Seat belts in the front seat appear to be optional and for the fainthearted, except on highways where the seatbelt law is enforced. The back seat is a seatbelt-less zone where children freely wander from side to side. Yes, there are traffic laws, but they're considered merely suggestions, unless there's a policeman around. Double parking and U-turns abound.

Narrow alleyways through apartment complexes were never meant to accommodate cars, but they have no choice; prosperous residents now have cars, but no parking spaces. My friend parked on one side of a tiny alley; and another car parked along the other side of the skinny alley. I remarked that even though both cars were legally parked, no one else could get through. She summed up the Chinese approach quite simply, "We don't care".
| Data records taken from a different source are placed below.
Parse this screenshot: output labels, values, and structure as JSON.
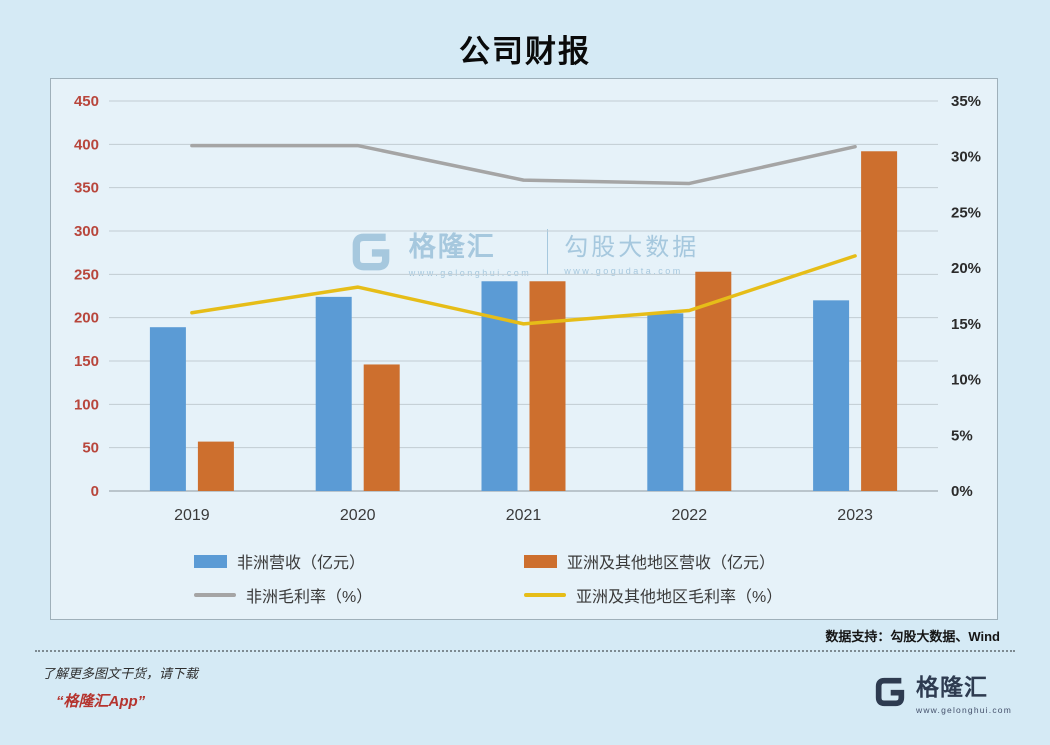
{
  "page_title": "公司财报",
  "chart_data": {
    "type": "combo-bar-line",
    "categories": [
      "2019",
      "2020",
      "2021",
      "2022",
      "2023"
    ],
    "series": [
      {
        "name": "非洲营收（亿元）",
        "type": "bar",
        "axis": "left",
        "color": "#5b9bd5",
        "values": [
          189,
          224,
          242,
          205,
          220
        ]
      },
      {
        "name": "亚洲及其他地区营收（亿元）",
        "type": "bar",
        "axis": "left",
        "color": "#cd6f2e",
        "values": [
          57,
          146,
          242,
          253,
          392
        ]
      },
      {
        "name": "非洲毛利率（%）",
        "type": "line",
        "axis": "right",
        "color": "#a5a5a5",
        "values": [
          31,
          31,
          27.9,
          27.6,
          30.9
        ]
      },
      {
        "name": "亚洲及其他地区毛利率（%）",
        "type": "line",
        "axis": "right",
        "color": "#e6bd18",
        "values": [
          16,
          18.3,
          15,
          16.2,
          21.1
        ]
      }
    ],
    "left_axis": {
      "min": 0,
      "max": 450,
      "step": 50,
      "label_color": "#b8463c",
      "labels": [
        "0",
        "50",
        "100",
        "150",
        "200",
        "250",
        "300",
        "350",
        "400",
        "450"
      ]
    },
    "right_axis": {
      "min": 0,
      "max": 35,
      "step": 5,
      "label_color": "#2b2b2b",
      "labels": [
        "0%",
        "5%",
        "10%",
        "15%",
        "20%",
        "25%",
        "30%",
        "35%"
      ]
    },
    "grid": true,
    "legend_position": "bottom"
  },
  "watermark": {
    "brand": "格隆汇",
    "brand_url": "www.gelonghui.com",
    "partner": "勾股大数据",
    "partner_url": "www.gogudata.com"
  },
  "source_note": "数据支持：勾股大数据、Wind",
  "footer": {
    "promo_line": "了解更多图文干货，请下载",
    "app_name": "“格隆汇App”",
    "logo_text": "格隆汇",
    "logo_url": "www.gelonghui.com"
  },
  "theme": {
    "page_bg": "#d5eaf5",
    "chart_bg": "#e6f2f9",
    "grid_color": "#c2ccd2",
    "axis_color": "#8d98a0",
    "x_label_color": "#3a3a3a"
  }
}
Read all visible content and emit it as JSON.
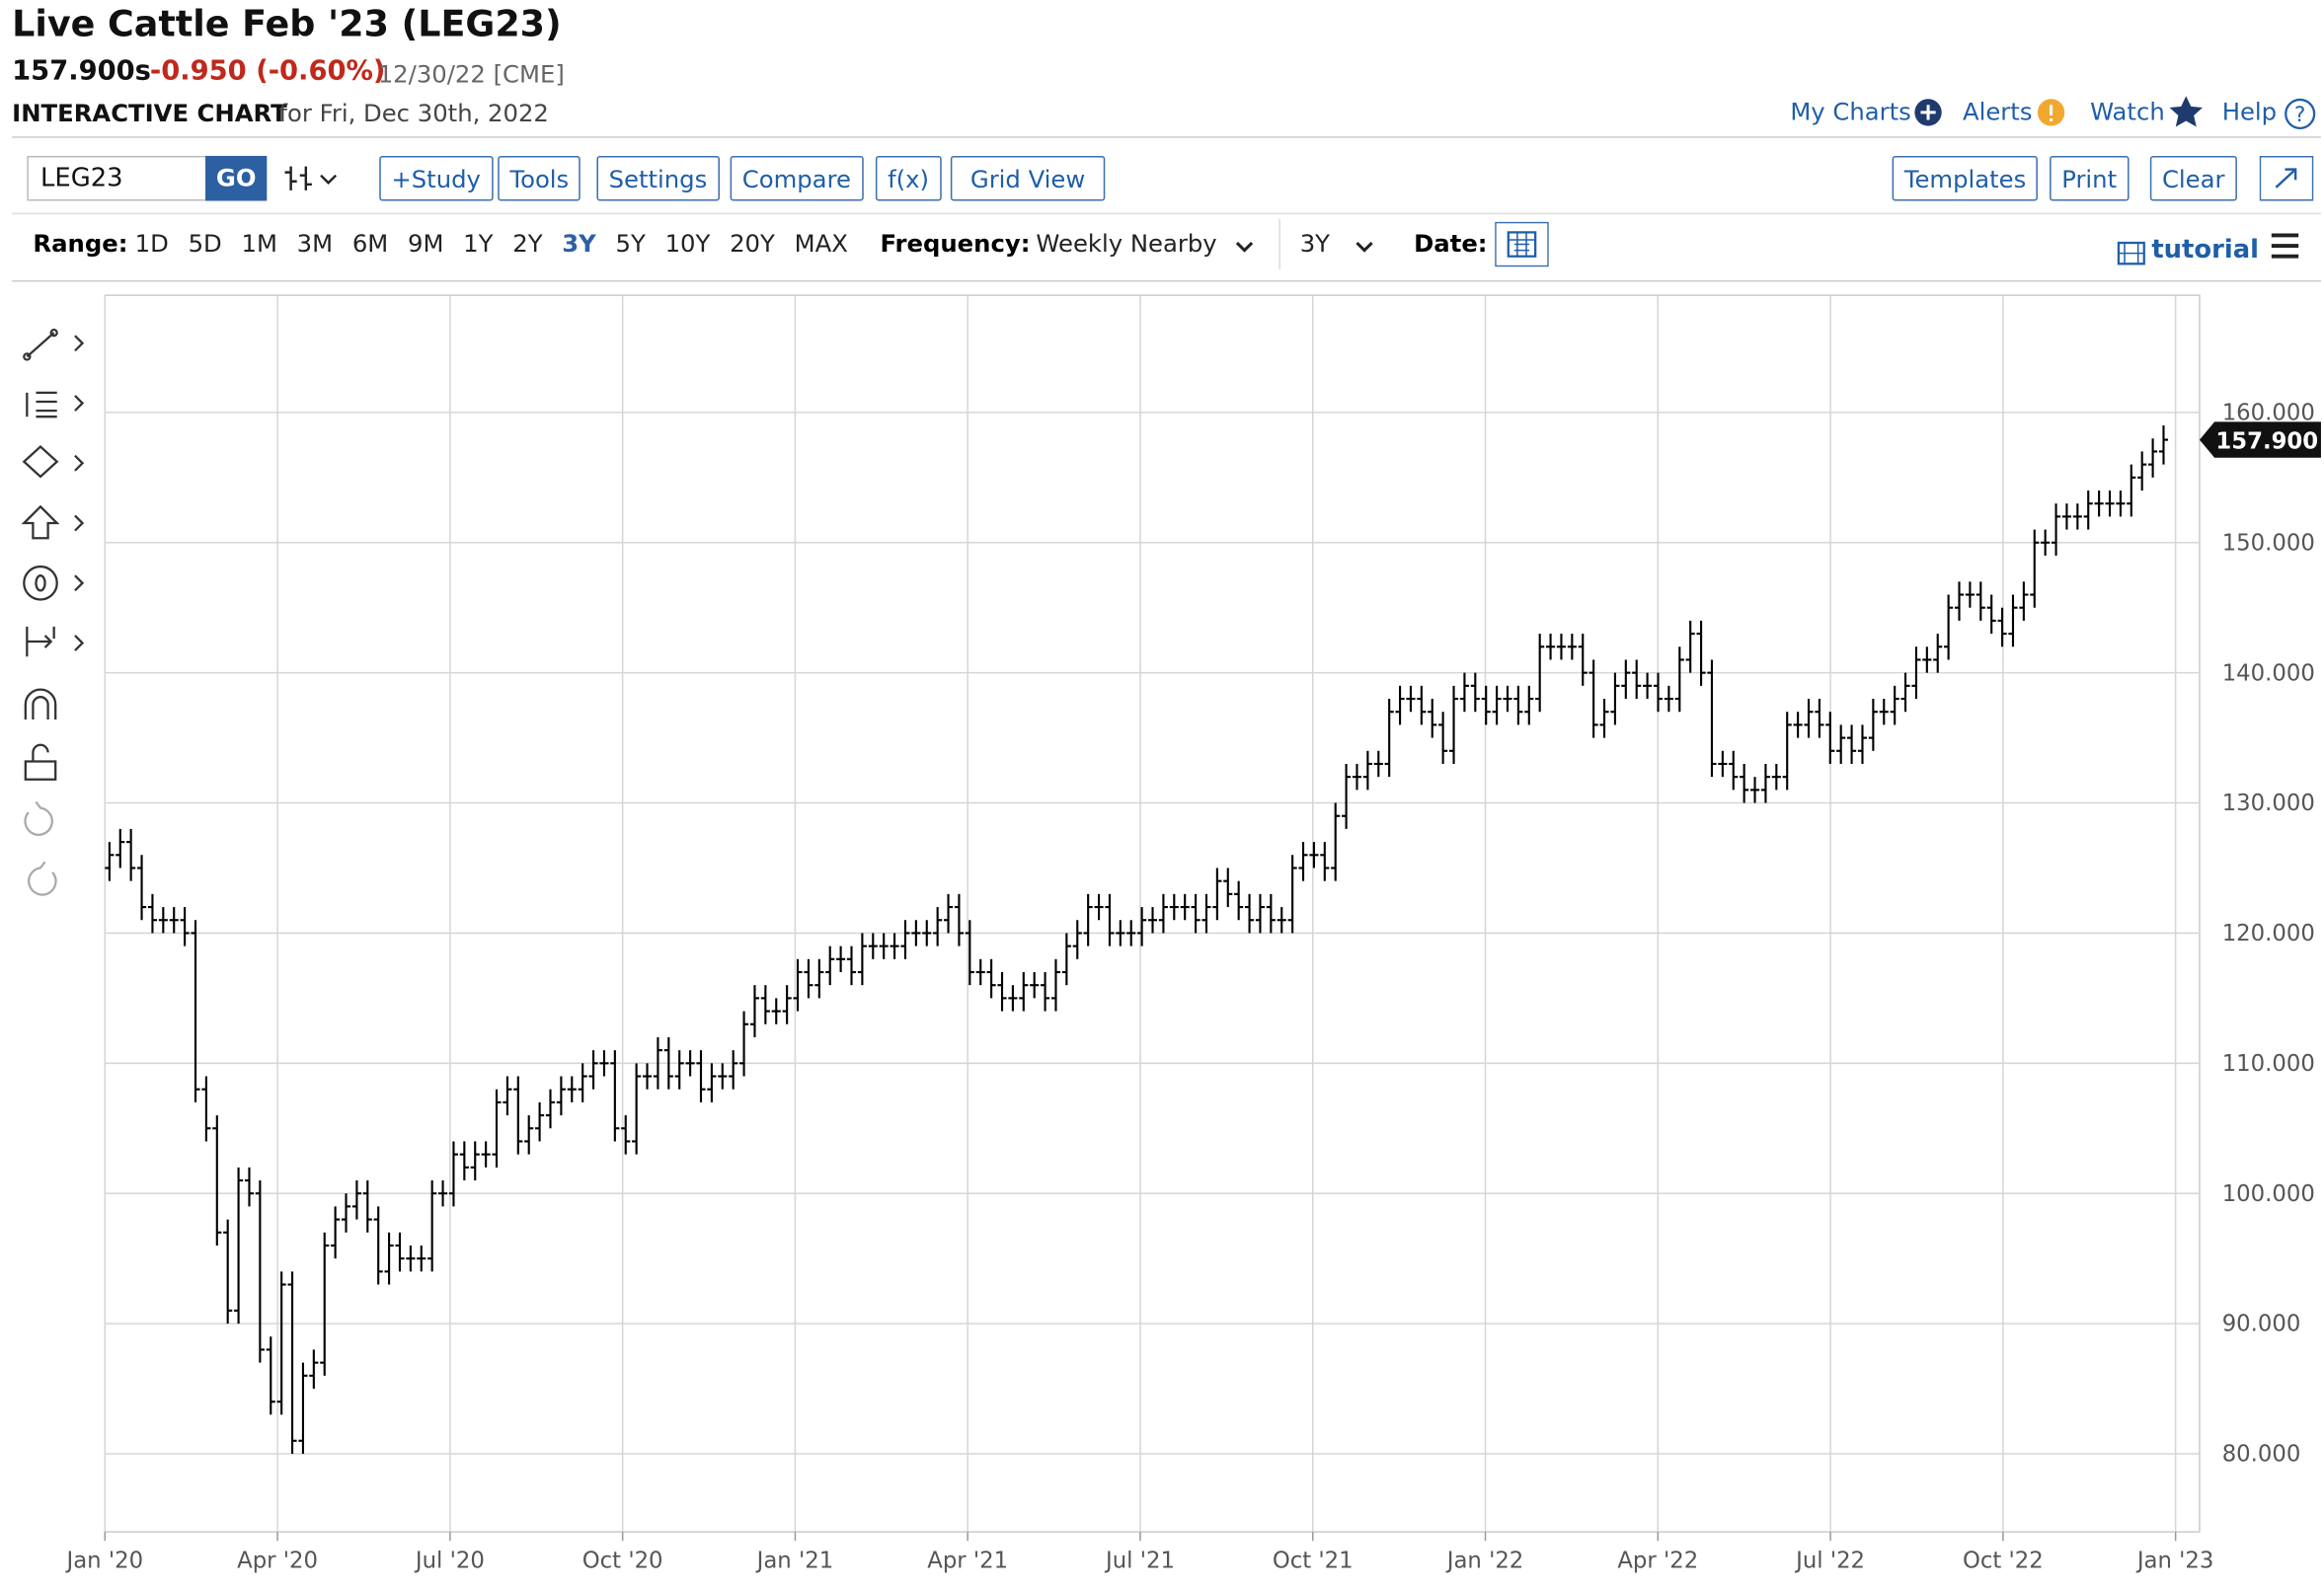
{
  "header": {
    "title": "Live Cattle Feb '23 (LEG23)",
    "price": "157.900s",
    "change": "-0.950 (-0.60%)",
    "date": "12/30/22 [CME]",
    "subtitle": "INTERACTIVE CHART",
    "subtitle_date": "for Fri, Dec 30th, 2022"
  },
  "top_links": [
    "My Charts",
    "Alerts",
    "Watch",
    "Help"
  ],
  "toolbar": {
    "symbol": "LEG23",
    "go": "GO",
    "buttons": [
      "+Study",
      "Tools",
      "Settings",
      "Compare",
      "f(x)",
      "Grid View"
    ],
    "right_buttons": [
      "Templates",
      "Print",
      "Clear"
    ]
  },
  "range_bar": {
    "label": "Range:",
    "options": [
      "1D",
      "5D",
      "1M",
      "3M",
      "6M",
      "9M",
      "1Y",
      "2Y",
      "3Y",
      "5Y",
      "10Y",
      "20Y",
      "MAX"
    ],
    "active": "3Y",
    "frequency_label": "Frequency:",
    "frequency": "Weekly Nearby",
    "period": "3Y",
    "date_label": "Date:",
    "tutorial": "tutorial"
  },
  "chart_data": {
    "type": "ohlc",
    "color": "#000000",
    "grid": true,
    "xticks": [
      "Jan '20",
      "Apr '20",
      "Jul '20",
      "Oct '20",
      "Jan '21",
      "Apr '21",
      "Jul '21",
      "Oct '21",
      "Jan '22",
      "Apr '22",
      "Jul '22",
      "Oct '22",
      "Jan '23"
    ],
    "ylim": [
      74,
      169
    ],
    "yticks": [
      {
        "value": 80,
        "label": "80.000"
      },
      {
        "value": 90,
        "label": "90.000"
      },
      {
        "value": 100,
        "label": "100.000"
      },
      {
        "value": 110,
        "label": "110.000"
      },
      {
        "value": 120,
        "label": "120.000"
      },
      {
        "value": 130,
        "label": "130.000"
      },
      {
        "value": 140,
        "label": "140.000"
      },
      {
        "value": 150,
        "label": "150.000"
      },
      {
        "value": 160,
        "label": "160.000"
      }
    ],
    "last_label": "157.900",
    "open": [
      125,
      126,
      127,
      125,
      122,
      121,
      121,
      121,
      120,
      108,
      105,
      97,
      91,
      101,
      100,
      88,
      84,
      93,
      81,
      86,
      87,
      96,
      98,
      99,
      100,
      98,
      94,
      96,
      95,
      95,
      95,
      100,
      100,
      103,
      102,
      103,
      103,
      107,
      108,
      104,
      105,
      106,
      107,
      108,
      108,
      109,
      110,
      110,
      105,
      104,
      109,
      109,
      111,
      109,
      110,
      110,
      108,
      109,
      109,
      110,
      113,
      115,
      114,
      114,
      115,
      117,
      116,
      117,
      118,
      118,
      117,
      119,
      119,
      119,
      119,
      120,
      120,
      120,
      121,
      122,
      120,
      117,
      117,
      116,
      115,
      115,
      116,
      116,
      115,
      117,
      119,
      120,
      122,
      122,
      120,
      120,
      120,
      121,
      121,
      122,
      122,
      122,
      121,
      122,
      124,
      123,
      122,
      121,
      122,
      121,
      121,
      125,
      126,
      126,
      125,
      129,
      132,
      132,
      133,
      133,
      137,
      138,
      138,
      137,
      136,
      134,
      138,
      139,
      138,
      137,
      138,
      138,
      137,
      138,
      142,
      142,
      142,
      142,
      140,
      136,
      137,
      139,
      140,
      139,
      139,
      138,
      138,
      141,
      143,
      140,
      133,
      133,
      132,
      131,
      131,
      132,
      132,
      136,
      136,
      137,
      136,
      134,
      135,
      134,
      135,
      137,
      137,
      138,
      139,
      141,
      141,
      142,
      145,
      146,
      146,
      145,
      144,
      143,
      145,
      146,
      150,
      150,
      152,
      152,
      152,
      153,
      153,
      153,
      153,
      155,
      156,
      157
    ],
    "high": [
      127,
      128,
      128,
      126,
      123,
      122,
      122,
      122,
      121,
      109,
      106,
      98,
      102,
      102,
      101,
      89,
      94,
      94,
      87,
      88,
      97,
      99,
      100,
      101,
      101,
      99,
      97,
      97,
      96,
      96,
      101,
      101,
      104,
      104,
      104,
      104,
      108,
      109,
      109,
      106,
      107,
      108,
      109,
      109,
      110,
      111,
      111,
      111,
      106,
      110,
      110,
      112,
      112,
      111,
      111,
      111,
      110,
      110,
      111,
      114,
      116,
      116,
      115,
      116,
      118,
      118,
      118,
      119,
      119,
      119,
      120,
      120,
      120,
      120,
      121,
      121,
      121,
      122,
      123,
      123,
      121,
      118,
      118,
      117,
      116,
      117,
      117,
      117,
      118,
      120,
      121,
      123,
      123,
      123,
      121,
      121,
      122,
      122,
      123,
      123,
      123,
      123,
      123,
      125,
      125,
      124,
      123,
      123,
      123,
      122,
      126,
      127,
      127,
      127,
      130,
      133,
      133,
      134,
      134,
      138,
      139,
      139,
      139,
      138,
      137,
      139,
      140,
      140,
      139,
      139,
      139,
      139,
      139,
      143,
      143,
      143,
      143,
      143,
      141,
      138,
      140,
      141,
      141,
      140,
      140,
      139,
      142,
      144,
      144,
      141,
      134,
      134,
      133,
      132,
      133,
      133,
      137,
      137,
      138,
      138,
      137,
      136,
      136,
      136,
      138,
      138,
      139,
      140,
      142,
      142,
      143,
      146,
      147,
      147,
      147,
      146,
      145,
      146,
      147,
      151,
      151,
      153,
      153,
      153,
      154,
      154,
      154,
      154,
      156,
      157,
      158,
      159
    ],
    "low": [
      124,
      125,
      124,
      121,
      120,
      120,
      120,
      119,
      107,
      104,
      96,
      90,
      90,
      99,
      87,
      83,
      83,
      80,
      80,
      85,
      86,
      95,
      97,
      98,
      97,
      93,
      93,
      94,
      94,
      94,
      94,
      99,
      99,
      101,
      101,
      102,
      102,
      106,
      103,
      103,
      104,
      105,
      106,
      107,
      107,
      108,
      109,
      104,
      103,
      103,
      108,
      108,
      108,
      108,
      109,
      107,
      107,
      108,
      108,
      109,
      112,
      113,
      113,
      113,
      114,
      115,
      115,
      116,
      117,
      116,
      116,
      118,
      118,
      118,
      118,
      119,
      119,
      119,
      120,
      119,
      116,
      116,
      115,
      114,
      114,
      114,
      115,
      114,
      114,
      116,
      118,
      119,
      121,
      119,
      119,
      119,
      119,
      120,
      120,
      121,
      121,
      120,
      120,
      121,
      122,
      121,
      120,
      120,
      120,
      120,
      120,
      124,
      125,
      124,
      124,
      128,
      131,
      131,
      132,
      132,
      136,
      137,
      136,
      135,
      133,
      133,
      137,
      137,
      136,
      136,
      137,
      136,
      136,
      137,
      141,
      141,
      141,
      139,
      135,
      135,
      136,
      138,
      138,
      138,
      137,
      137,
      137,
      140,
      139,
      132,
      132,
      131,
      130,
      130,
      130,
      131,
      131,
      135,
      135,
      135,
      133,
      133,
      133,
      133,
      134,
      136,
      136,
      137,
      138,
      140,
      140,
      141,
      144,
      145,
      144,
      143,
      142,
      142,
      144,
      145,
      149,
      149,
      151,
      151,
      151,
      152,
      152,
      152,
      152,
      154,
      155,
      156
    ],
    "close": [
      126,
      127,
      125,
      122,
      121,
      121,
      121,
      120,
      108,
      105,
      97,
      91,
      101,
      100,
      88,
      84,
      93,
      81,
      86,
      87,
      96,
      98,
      99,
      100,
      98,
      94,
      96,
      95,
      95,
      95,
      100,
      100,
      103,
      102,
      103,
      103,
      107,
      108,
      104,
      105,
      106,
      107,
      108,
      108,
      109,
      110,
      110,
      105,
      104,
      109,
      109,
      111,
      109,
      110,
      110,
      108,
      109,
      109,
      110,
      113,
      115,
      114,
      114,
      115,
      117,
      116,
      117,
      118,
      118,
      117,
      119,
      119,
      119,
      119,
      120,
      120,
      120,
      121,
      122,
      120,
      117,
      117,
      116,
      115,
      115,
      116,
      116,
      115,
      117,
      119,
      120,
      122,
      122,
      120,
      120,
      120,
      121,
      121,
      122,
      122,
      122,
      121,
      122,
      124,
      123,
      122,
      121,
      122,
      121,
      121,
      125,
      126,
      126,
      125,
      129,
      132,
      132,
      133,
      133,
      137,
      138,
      138,
      137,
      136,
      134,
      138,
      139,
      138,
      137,
      138,
      138,
      137,
      138,
      142,
      142,
      142,
      142,
      140,
      136,
      137,
      139,
      140,
      139,
      139,
      138,
      138,
      141,
      143,
      140,
      133,
      133,
      132,
      131,
      131,
      132,
      132,
      136,
      136,
      137,
      136,
      134,
      135,
      134,
      135,
      137,
      137,
      138,
      139,
      141,
      141,
      142,
      145,
      146,
      146,
      145,
      144,
      143,
      145,
      146,
      150,
      150,
      152,
      152,
      152,
      153,
      153,
      153,
      153,
      155,
      156,
      157,
      157.9
    ]
  }
}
With bright headlights glaring at night, lane lines considered irrelevant, cell phones almost always in hand, and an abundance of highly dangerous rotary intersections – China is literally on the move.

I returned at this time to Hangzhou to have a 65th birthday banquet with my Hangzhou friends. For those four hours, everything was perfect! Forty loving friends came to celebrate with me. They assured me I hadn't aged a bit in all the 19 years we had known one another. I happily gave out copies of my newly published book, Memoirs of a Middle-aged Hummingbird, much of it about my adventures in China. When giving my speech expressing my thanks to them for being a meaningful part of my life, I looked out upon them and the variety of flashing cameras, and I felt like a true star who had accomplished a great feat in building a solid bridge between these people and I across miles and cultures.

Birthday cake culture is somewhat different in China from the U.S. Mine was colorful and adorned with pieces of fresh fruit. I had the chance to eat four birthday cakes while I was in China. While each looked different, they tasted quite similar; vanilla cake and real cream instead of sugary frosting. A popular variation on birthday candles is one large plastic flower that ignites in a mighty flame and then pops open to reveal a circle of small lit candles. The flower then begins to play the familiar music to "Happy Birthday to you". The melody plays on and on and on and on. There's no way to turn it off.

My wonderful adventures in China ended, unfortunately, with a misadventure. Among the many changes in China, some things remain the same. China is very dark at night. I use a small flashlight going up unlit staircases in apartment buildings. However, I neglected to use a flashlight outdoors. It is quite common for sidewalks to change height. While walking to a friend's apartment, I fell on my knee when the sidewalk dipped several inches. My first thought was to put ice on it, but Chinese families don't usually have ice. Their freezers, if used at all, are only filled with ice cream bars. So, I put ice cream bars on my knee to keep down the swelling. No matter how many times I've been to China, it's never been boring or predictable.